With the 24 voltages, I'd like the user to be able to use patch cables to route output CV to input CV as they see fit. For range.. 0-5v or -5v to 5v would be nice, but I'd be okay with 0-3.3v since that's what the teensy is capable of. Frequency... I'd like it to be able to change faster than a human would be able to detect, does that help answer that?
OK, so you'd like to programmatically produce CV voltages at Eurorack levels. I have a Behringer Neutron, so perhaps I can point you a bit in the right direction.
0-3.3V CVs are not going to get you very far in Eurorack. If modulating a V/Oct parameter, you will logically only be able to control a range of 3.3 Octaves. The VCA in the Neutron needs +9V DC to fully open, the VCF frequency expects +-5V DC. With a 0-3.3V range, or even a 0-5V range, you will not be able to fully modulate all of the parameters of the Neutron (and most other Eurorack modules as well). So, to effectively interface with Eurorack gear, your project should be able to produce voltages in the range of -10V to +10V DC (see
this guide from Doepfer for more info). You will find information and examples of how to scale the output of a Teensy pin or DAC to Eurorack voltage levels all over this forum and the Internet.
On a side note... why would something made for audio output be un-optimal for CV output? They are both rapidly changing analog voltages.. and audio can be used to control CV.. so I'm afraid I don't quite understand the problem..
If I might expand a bit on the excellent explanation from Paul with some basics... Unlike audio signals, CV signals do not necessarily rapidly change, or even change at all. V/Oct CV signals typically control the frequency (pitch) of an oscillator, which will also output an analog voltage, possibly changing at a rate we can hear (>20Hz) if amplified and attached to a speaker. Because V/Oct CV signals control the oscillator frequency, they need to be stable and accurate DC voltages, otherwise the oscillator it is modulating will sound wobbly, and out of tune. That is why DC accuracy in V/Oct CV signals is so important, a few millivolts of error can actually result in a pitch difference that can be heard by the human ear.

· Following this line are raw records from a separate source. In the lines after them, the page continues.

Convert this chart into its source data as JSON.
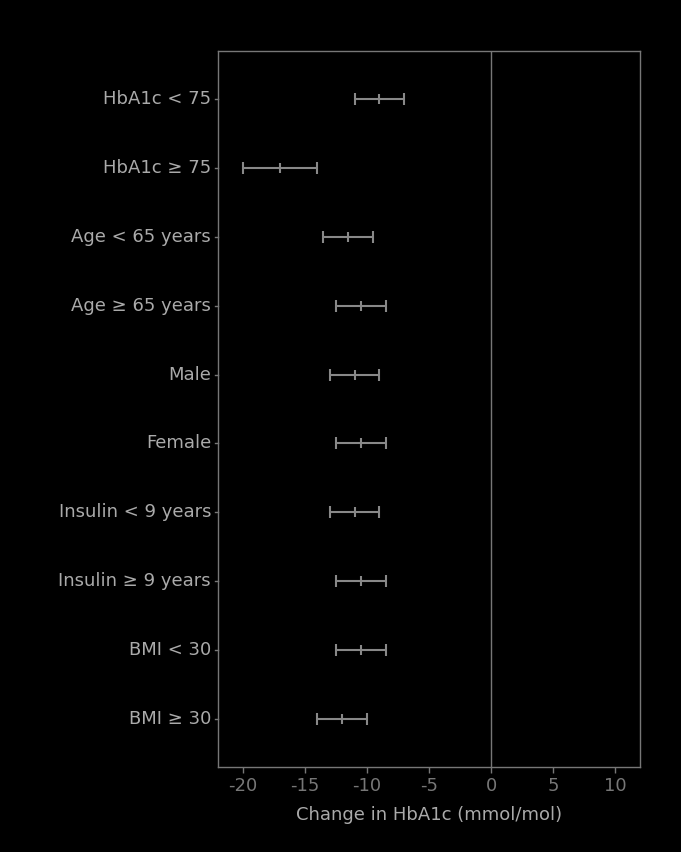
{
  "categories": [
    "HbA1c < 75",
    "HbA1c ≥ 75",
    "Age < 65 years",
    "Age ≥ 65 years",
    "Male",
    "Female",
    "Insulin < 9 years",
    "Insulin ≥ 9 years",
    "BMI < 30",
    "BMI ≥ 30"
  ],
  "means": [
    -9.0,
    -17.0,
    -11.5,
    -10.5,
    -11.0,
    -10.5,
    -11.0,
    -10.5,
    -10.5,
    -12.0
  ],
  "ci_low": [
    -11.0,
    -20.0,
    -13.5,
    -12.5,
    -13.0,
    -12.5,
    -13.0,
    -12.5,
    -12.5,
    -14.0
  ],
  "ci_high": [
    -7.0,
    -14.0,
    -9.5,
    -8.5,
    -9.0,
    -8.5,
    -9.0,
    -8.5,
    -8.5,
    -10.0
  ],
  "xlim": [
    -22,
    12
  ],
  "xticks": [
    -20,
    -15,
    -10,
    -5,
    0,
    5,
    10
  ],
  "xlabel": "Change in HbA1c (mmol/mol)",
  "vline_x": 0,
  "color": "#888888",
  "bg_color": "#000000",
  "text_color": "#aaaaaa",
  "spine_color": "#777777",
  "cap_size": 4,
  "linewidth": 1.5,
  "label_fontsize": 13,
  "tick_fontsize": 13
}
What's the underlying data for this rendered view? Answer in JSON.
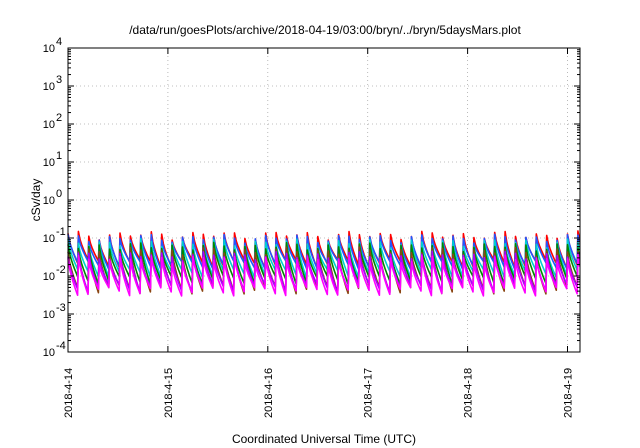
{
  "chart_data": {
    "type": "line",
    "title": "/data/run/goesPlots/archive/2018-04-19/03:00/bryn/../bryn/5daysMars.plot",
    "xlabel": "Coordinated Universal Time (UTC)",
    "ylabel": "cSv/day",
    "yscale": "log",
    "ylim": [
      0.0001,
      10000
    ],
    "xlim": [
      "2018-04-14",
      "2018-04-19 03:00"
    ],
    "grid": true,
    "y_ticks": [
      {
        "value": 0.0001,
        "mantissa": "10",
        "exp": "-4"
      },
      {
        "value": 0.001,
        "mantissa": "10",
        "exp": "-3"
      },
      {
        "value": 0.01,
        "mantissa": "10",
        "exp": "-2"
      },
      {
        "value": 0.1,
        "mantissa": "10",
        "exp": "-1"
      },
      {
        "value": 1,
        "mantissa": "10",
        "exp": "0"
      },
      {
        "value": 10,
        "mantissa": "10",
        "exp": "1"
      },
      {
        "value": 100,
        "mantissa": "10",
        "exp": "2"
      },
      {
        "value": 1000,
        "mantissa": "10",
        "exp": "3"
      },
      {
        "value": 10000,
        "mantissa": "10",
        "exp": "4"
      }
    ],
    "x_ticks": [
      {
        "day": 0,
        "label": "2018-4-14"
      },
      {
        "day": 1,
        "label": "2018-4-15"
      },
      {
        "day": 2,
        "label": "2018-4-16"
      },
      {
        "day": 3,
        "label": "2018-4-17"
      },
      {
        "day": 4,
        "label": "2018-4-18"
      },
      {
        "day": 5,
        "label": "2018-4-19"
      }
    ],
    "cycle_hours": 2.5,
    "series": [
      {
        "color": "#ff0000",
        "peak": 0.12,
        "trough": 0.022
      },
      {
        "color": "#2255ff",
        "peak": 0.1,
        "trough": 0.02
      },
      {
        "color": "#00d0d0",
        "peak": 0.075,
        "trough": 0.012
      },
      {
        "color": "#008800",
        "peak": 0.06,
        "trough": 0.008
      },
      {
        "color": "#8b4513",
        "peak": 0.045,
        "trough": 0.0045
      },
      {
        "color": "#aa00ff",
        "peak": 0.035,
        "trough": 0.005
      },
      {
        "color": "#ff00ff",
        "peak": 0.028,
        "trough": 0.004
      }
    ]
  }
}
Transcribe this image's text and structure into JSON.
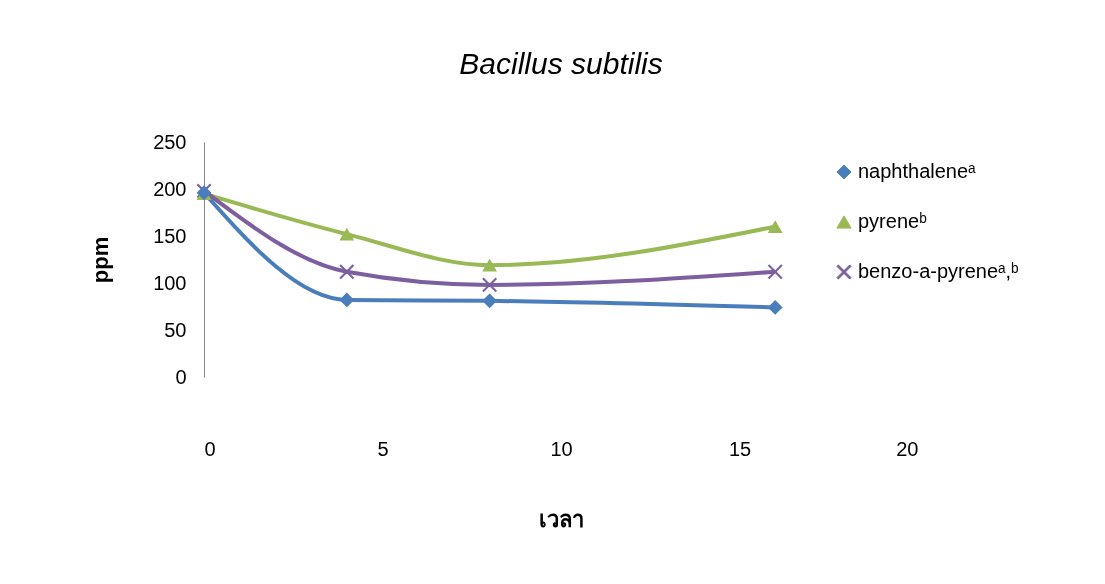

That being said, there are a number of other uses for CV which do not require such a high level of DC accuracy. For example, when modulating a VCA, a few millivolts of error cause no audible volume difference, or as is often the case in Eurorack, modulating some knob with CV (LFOs are often used for this) almost never requires V/Oct level accuracy.
i'd still be very interested in any of these higher resolution audio codecs llike the ADAU1966, externally scaled up to 10vpp.
because other than the refresh rate that's been discussed here, something like the max11300 12bit resolution are really borderline for precise pitch tracking over a wide range following the 1V/oct standard. iirc, on the standard 10v/octaves range, 12bit leave you with around 3ct per bit? in an ideal world that is, so realistically probably 6-12 cent per bit. which is why a lot of "cheap" digital controlled CV generators are limited to 5 octaves...
I own a Polyend Poly 2 - a MIDI to CV converter module based on the MAX11300. They claim <5mV error throughout most of the 10 octave MIDI range on 8 of the "factory calibrated" outputs and <20mV error on the rest. In practice the module tracks as good as any other V/Oct CV sources I have. Having more than 12 bits of resolution available is only as useful as the DC accuracy of the DAC itself, plus whatever scaling circuitry follows it - The MAX11300 does not need any scaling circuitry, which removes that source of error from the equation.
i never though about the low frequency limitations, how would you guys (paul?) assume the 1966 or others that have been discussed perform in that regard? for LFOs you surely want to be able to go below 1Hz.
I can't speak to the ADAU1966 since I don't have one, but looking at the datasheet, it's speced similar to the CS42448 which I have tested quite a bit. To give you an idea of how these audio codecs perform with DC signals, have a look at my measurements:
Notice that the output error increases significantly as the DC voltage approaches full scale. Now for this test, I was passing a DC voltage to the ADC, through the Audio library, and back out of the DAC where it was measured, so it is possible that a synthesized DC signal would have less error. Nevertheless, the error you see in the table is before scaling the output signal to +-10V, and may also vary with temperature. While it might be possible to compensate for the error in software, it probably won't be easy.
To summarize I'd suggest separating potential CV signals into two categories:
1.) V/Oct, where DC accuracy affects something noticeable, like pitch.
2.) The rest. where DC accuracy affects something that is not noticeable.
When considering using an audio codec for CV signals, keep in mind that it will likely be most useful for the latter.